2. The thermal tester of claim 1, wherein the heating unit comprises a heat transfer element that is disposed in the heat transfer terminal to cover the first heating element and second heating element, and that transfers heat generated by the first heating element and second heating element.

3. The thermal tester of claim 2, wherein the heat transfer element is formed of silver powder.

4. The thermal tester of claim 3, wherein a density of the heat transfer element increases, as a distance with the contact surface of the heat transfer terminal decreases.

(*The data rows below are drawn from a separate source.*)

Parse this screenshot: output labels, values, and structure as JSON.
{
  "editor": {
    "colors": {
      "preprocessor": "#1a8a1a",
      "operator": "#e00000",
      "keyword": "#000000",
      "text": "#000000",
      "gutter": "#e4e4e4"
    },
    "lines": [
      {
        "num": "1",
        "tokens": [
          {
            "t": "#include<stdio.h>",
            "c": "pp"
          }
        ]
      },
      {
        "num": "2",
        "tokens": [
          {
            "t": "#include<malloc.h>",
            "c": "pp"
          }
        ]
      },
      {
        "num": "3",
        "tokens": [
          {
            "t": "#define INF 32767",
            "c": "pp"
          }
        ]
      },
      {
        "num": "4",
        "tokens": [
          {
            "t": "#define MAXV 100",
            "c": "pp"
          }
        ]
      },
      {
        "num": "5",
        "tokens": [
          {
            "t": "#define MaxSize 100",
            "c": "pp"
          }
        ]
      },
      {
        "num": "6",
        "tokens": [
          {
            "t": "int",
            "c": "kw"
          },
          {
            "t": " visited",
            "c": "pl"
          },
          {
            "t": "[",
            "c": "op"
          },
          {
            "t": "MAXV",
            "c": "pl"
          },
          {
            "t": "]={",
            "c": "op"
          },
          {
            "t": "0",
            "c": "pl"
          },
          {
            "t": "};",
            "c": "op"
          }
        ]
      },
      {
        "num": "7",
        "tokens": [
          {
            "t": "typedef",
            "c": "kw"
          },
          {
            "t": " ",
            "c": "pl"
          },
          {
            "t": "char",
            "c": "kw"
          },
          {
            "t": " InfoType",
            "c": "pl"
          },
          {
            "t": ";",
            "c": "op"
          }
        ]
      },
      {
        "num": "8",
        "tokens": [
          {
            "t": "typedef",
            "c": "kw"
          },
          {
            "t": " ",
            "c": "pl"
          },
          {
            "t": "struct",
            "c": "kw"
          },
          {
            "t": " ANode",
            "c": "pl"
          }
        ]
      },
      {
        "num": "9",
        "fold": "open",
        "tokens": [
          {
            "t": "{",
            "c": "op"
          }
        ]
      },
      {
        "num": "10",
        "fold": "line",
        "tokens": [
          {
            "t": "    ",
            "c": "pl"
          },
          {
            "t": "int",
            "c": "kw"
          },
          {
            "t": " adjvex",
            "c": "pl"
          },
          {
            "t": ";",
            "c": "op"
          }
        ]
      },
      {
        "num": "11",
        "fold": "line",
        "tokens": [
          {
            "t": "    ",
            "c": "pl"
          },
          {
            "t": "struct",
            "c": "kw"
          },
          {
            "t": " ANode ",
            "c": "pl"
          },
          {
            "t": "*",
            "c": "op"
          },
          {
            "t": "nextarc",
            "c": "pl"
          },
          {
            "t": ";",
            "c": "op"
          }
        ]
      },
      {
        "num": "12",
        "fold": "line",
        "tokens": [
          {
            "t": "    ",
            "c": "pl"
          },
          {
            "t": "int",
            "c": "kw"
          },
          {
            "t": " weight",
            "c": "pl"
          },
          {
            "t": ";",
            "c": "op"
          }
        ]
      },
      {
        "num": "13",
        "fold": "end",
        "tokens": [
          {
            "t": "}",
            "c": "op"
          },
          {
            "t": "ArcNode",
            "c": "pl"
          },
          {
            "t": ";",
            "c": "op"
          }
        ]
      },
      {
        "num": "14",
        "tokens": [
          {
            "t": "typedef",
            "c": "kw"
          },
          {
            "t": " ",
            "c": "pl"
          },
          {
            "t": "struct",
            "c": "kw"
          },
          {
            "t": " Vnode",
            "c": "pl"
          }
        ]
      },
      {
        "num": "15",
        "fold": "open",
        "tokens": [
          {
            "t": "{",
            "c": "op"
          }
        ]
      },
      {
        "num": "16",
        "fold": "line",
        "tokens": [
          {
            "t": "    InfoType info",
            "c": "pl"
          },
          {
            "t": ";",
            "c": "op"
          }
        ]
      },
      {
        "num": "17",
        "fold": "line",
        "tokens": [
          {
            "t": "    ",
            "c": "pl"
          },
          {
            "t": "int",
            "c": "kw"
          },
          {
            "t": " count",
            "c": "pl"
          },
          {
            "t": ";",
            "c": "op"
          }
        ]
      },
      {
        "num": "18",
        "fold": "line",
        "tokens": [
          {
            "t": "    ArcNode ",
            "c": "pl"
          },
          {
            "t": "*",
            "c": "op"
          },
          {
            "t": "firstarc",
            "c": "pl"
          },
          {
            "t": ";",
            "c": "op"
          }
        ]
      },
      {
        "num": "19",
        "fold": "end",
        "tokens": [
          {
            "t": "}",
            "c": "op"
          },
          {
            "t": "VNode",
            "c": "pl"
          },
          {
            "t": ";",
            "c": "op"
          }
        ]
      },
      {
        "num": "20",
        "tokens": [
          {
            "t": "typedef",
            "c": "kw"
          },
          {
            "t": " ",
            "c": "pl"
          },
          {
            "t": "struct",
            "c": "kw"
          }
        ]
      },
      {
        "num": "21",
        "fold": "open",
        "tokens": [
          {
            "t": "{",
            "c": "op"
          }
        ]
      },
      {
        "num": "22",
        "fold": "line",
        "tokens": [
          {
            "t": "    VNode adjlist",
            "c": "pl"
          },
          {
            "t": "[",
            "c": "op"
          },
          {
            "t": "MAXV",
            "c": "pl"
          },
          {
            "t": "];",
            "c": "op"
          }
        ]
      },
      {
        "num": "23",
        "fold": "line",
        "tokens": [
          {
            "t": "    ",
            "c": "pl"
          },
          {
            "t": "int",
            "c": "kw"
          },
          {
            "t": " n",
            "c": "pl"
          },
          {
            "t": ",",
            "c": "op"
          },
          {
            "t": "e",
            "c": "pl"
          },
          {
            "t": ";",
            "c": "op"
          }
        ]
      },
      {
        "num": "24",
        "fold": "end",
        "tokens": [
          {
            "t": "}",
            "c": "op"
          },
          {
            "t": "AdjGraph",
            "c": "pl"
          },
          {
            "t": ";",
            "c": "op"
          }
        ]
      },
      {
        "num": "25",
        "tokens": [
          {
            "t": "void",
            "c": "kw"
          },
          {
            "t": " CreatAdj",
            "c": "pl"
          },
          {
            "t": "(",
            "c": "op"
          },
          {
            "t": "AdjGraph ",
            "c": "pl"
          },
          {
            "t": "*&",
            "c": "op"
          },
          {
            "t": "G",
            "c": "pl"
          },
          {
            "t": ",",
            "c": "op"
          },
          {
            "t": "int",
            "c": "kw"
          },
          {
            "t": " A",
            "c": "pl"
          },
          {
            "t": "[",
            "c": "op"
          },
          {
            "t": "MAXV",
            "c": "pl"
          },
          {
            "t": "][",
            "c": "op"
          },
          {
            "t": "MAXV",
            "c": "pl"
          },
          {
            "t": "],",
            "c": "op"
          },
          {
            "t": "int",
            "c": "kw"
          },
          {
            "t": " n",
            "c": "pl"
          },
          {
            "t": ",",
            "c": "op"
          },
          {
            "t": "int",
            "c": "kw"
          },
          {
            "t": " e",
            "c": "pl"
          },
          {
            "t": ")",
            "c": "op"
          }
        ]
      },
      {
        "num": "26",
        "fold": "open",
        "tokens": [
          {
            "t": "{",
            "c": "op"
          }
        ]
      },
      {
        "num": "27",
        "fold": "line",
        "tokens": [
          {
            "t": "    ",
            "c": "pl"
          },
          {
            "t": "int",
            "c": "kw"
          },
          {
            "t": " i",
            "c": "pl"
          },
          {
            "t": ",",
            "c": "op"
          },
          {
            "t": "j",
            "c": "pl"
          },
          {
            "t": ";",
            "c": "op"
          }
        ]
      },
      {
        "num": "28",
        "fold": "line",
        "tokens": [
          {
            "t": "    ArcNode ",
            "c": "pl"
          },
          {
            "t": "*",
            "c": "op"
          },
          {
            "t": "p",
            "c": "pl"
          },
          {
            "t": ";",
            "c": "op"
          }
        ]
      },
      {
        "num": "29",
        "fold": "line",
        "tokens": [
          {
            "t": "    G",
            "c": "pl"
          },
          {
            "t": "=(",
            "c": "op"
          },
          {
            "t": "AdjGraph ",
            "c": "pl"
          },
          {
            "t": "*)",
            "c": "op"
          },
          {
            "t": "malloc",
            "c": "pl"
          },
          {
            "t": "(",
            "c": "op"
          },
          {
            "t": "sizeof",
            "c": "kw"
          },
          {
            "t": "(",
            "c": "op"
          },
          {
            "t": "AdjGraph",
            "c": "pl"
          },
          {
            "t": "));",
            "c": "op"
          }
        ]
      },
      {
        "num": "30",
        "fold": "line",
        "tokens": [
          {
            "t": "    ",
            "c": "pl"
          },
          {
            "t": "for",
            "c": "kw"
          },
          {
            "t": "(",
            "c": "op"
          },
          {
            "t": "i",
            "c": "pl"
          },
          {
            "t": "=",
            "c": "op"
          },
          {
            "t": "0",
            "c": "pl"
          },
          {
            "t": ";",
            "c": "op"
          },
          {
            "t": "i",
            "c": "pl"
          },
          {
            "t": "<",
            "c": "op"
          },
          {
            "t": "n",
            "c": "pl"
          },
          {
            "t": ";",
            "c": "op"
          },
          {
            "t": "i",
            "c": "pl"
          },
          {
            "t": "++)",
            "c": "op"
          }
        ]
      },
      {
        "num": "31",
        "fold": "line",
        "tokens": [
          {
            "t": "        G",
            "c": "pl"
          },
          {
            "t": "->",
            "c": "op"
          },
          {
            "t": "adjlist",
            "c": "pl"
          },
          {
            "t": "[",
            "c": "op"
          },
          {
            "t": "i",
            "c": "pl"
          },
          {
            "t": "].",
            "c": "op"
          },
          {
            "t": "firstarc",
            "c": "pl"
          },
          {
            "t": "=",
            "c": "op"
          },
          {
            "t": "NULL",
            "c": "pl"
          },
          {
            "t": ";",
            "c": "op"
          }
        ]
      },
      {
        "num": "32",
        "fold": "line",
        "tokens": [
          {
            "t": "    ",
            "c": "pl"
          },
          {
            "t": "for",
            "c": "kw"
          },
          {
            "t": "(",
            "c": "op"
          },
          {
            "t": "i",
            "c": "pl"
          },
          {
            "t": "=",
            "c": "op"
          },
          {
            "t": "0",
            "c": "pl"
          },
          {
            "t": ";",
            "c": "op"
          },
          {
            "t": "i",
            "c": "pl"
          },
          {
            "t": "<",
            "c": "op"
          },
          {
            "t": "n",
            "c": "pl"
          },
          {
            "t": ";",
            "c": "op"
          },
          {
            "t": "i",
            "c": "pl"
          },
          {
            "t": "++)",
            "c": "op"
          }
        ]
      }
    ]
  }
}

5. The thermal tester of claim 4, wherein, between a diameter of an end of the heat transfer element that faces the contact surface of the heat transfer terminal, and a diameter of an opposite end of the heat transfer element that extends from the end, the diameter of the opposite end is larger than the diameter of the end.

6. The thermal tester of one of claim 1, wherein the first heating element comprises a copper wire, and the second heating element comprises a resistor prepared to cover an outer circumference of the first heating element, and

wherein a diameter of the second heating element becomes gradually smaller toward the contact surface, within the heat transfer terminal.

7. The thermal tester of claim 1, wherein the heat transfer terminal is coupled to an external fixer extending slantly from the tester body, by a coupling member formed of epoxy.

8. A thermal tester for a dental clinic, comprising:

a tester body having one side from which a heat transfer terminal protrudes, an external appearance of the tester body being insulated, and the heat transfer terminal having a contact surface that comes into contact with a tooth; and

a heating unit to heat the heat transfer terminal,

wherein the heating unit comprises:

a first heating element and a second heating element, that, in a mutually electrically insulated state, penetrate the tester body and that extend to the heat transfer terminal, wherein an end portion of the first heating element and an end portion of the second heating element that face the contact surface of the heat transfer terminal, are in close contact with each other, to generate a thermal electromotive force; and

a heat transfer element formed of silver, and disposed in the heat transfer terminal to cover the first heating element and second heating element.

9. The thermal tester of claim 8, wherein a density of the heat transfer element increases, as a distance with the contact surface of the heat transfer terminal decreases.